歩く習慣──一歩一歩が心と体を整える

歩くことほど、簡単で奥深い健康法はありません。
特別な道具もお金もいらない。ただ足を前に出すだけ。
それなのに、心と体の両方に働きかける力を持っています。

私は毎朝、近所の田園を歩くことを日課にしています。
静かな風の音、小鳥の声、空の色の変化──
そのすべてが、心を洗ってくれるように感じます。
とくに気分が沈んでいたとき、歩くことで少しずつ心がほぐれていくのを何度も体験しました。

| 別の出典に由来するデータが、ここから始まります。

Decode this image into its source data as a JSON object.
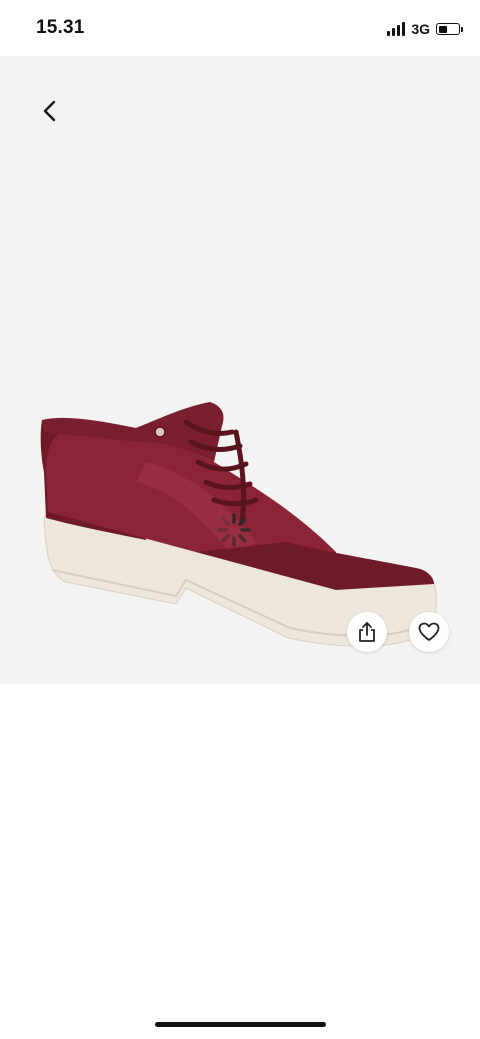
{
  "status_bar": {
    "time": "15.31",
    "network": "3G",
    "signal_bars": 4,
    "battery_level": 0.45
  },
  "product": {
    "image_icon": "burgundy-sneaker-image",
    "colors": {
      "upper": "#8a2436",
      "suede": "#6e1a28",
      "sole": "#ece6dc",
      "background": "#f3f3f3"
    }
  },
  "icons": {
    "back": "chevron-left-icon",
    "share": "share-icon",
    "favorite": "heart-icon",
    "loading": "loading-spinner-icon"
  }
}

養生訓では、「身体を動かし、気を巡らすこと、すなわち病を防ぐ要なり」 意訳 香月恭弘 とあります。
つまり、気(エネルギー)と血の流れを良くするには、体を使うことが欠かせないのです。
歩くことはその最も基本で効果的な方法です。

また、歩くという単純な動作の中で、呼吸が深くなり、気持ちが整ってくるのも感じられます。
歩いているうちに、悩みが小さくなったり、考えがまとまったりすることもあります。

ポイントは、「速さ」や「距離」ではなく「心地よさ」です。
無理のないペースで、季節や景色を感じながら歩く。
それだけで、血流がよくなり、脳も活性化されます。
なにより「今日も歩けた」という小さな達成感が、自信につながります。

歩くことは、今日という日を丁寧に生きることそのものです。
一歩一歩、足元を感じながら進むその時間が、きっと人生をゆたかにしてくれます。